Fig. 3: mTOR-enhanced SESN3 promotes sorafenib resistance.

A Volcano plot exhibits the differentially expressed genes (DEGs) of Tsc2^−/− MEFs vs WT MEFs from GSE21755 dataset in GEO database. The thresholds were set as false discovery rate (FDR) < 0.01 and fold change >1.5. B Schematic delineation of flows and results of screening for potential candidates.

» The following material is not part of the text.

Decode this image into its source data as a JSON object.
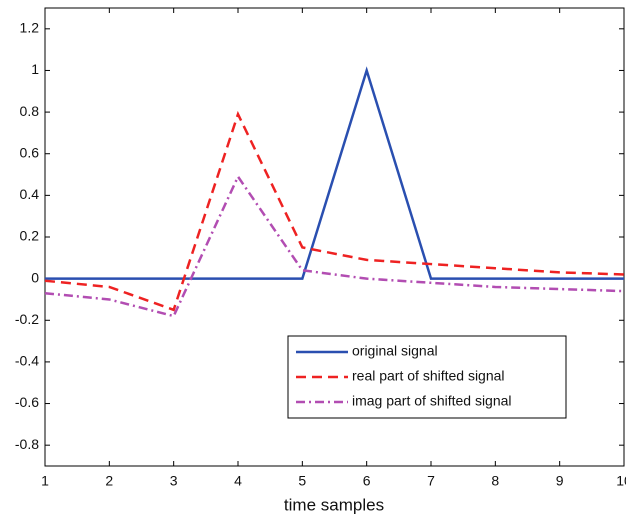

C, D mRNA and protein levels of SESN3 in HCCLM3 or HepG2 cells (C) transfected with vector or mTOR plasmid, and SNU886 or SNU398 cells (D) transfected with control or mTOR shRNA. E, F Immunoblotting of HCCLM3 cells (E) transfected with vector or SESN3 plasmid, and SNU886 cells (F) transfected with control or SESN3 shRNA. G, H HCCLM3 cells were transfected with vector or SESN3 plasmid, n = 3.The intracellular ROS of cells treated with sorafenib (10 μM) for 24 h (G). Viability of cells treated with different concentrations of sorafenib for 24 h (H). I, J SNU886 cells were transfected with control or SESN3 shRNA, n = 3. The intracellular ROS of cells treated with sorafenib (10 μM) for 24 h (I). Viability of cells treated with different concentrations of sorafenib for 24 h (J). K, L SNU886/shmTOR cells were transfected with vector or SESN3 plasmid. Immunoblotting of cells (K). Viability of cells treated with different concentrations of sorafenib for 24 h, n = 3 (L). Data are displayed as mean ± SD (error bars). **p < 0.01, ***p < 0.001. Sora: sorafenib.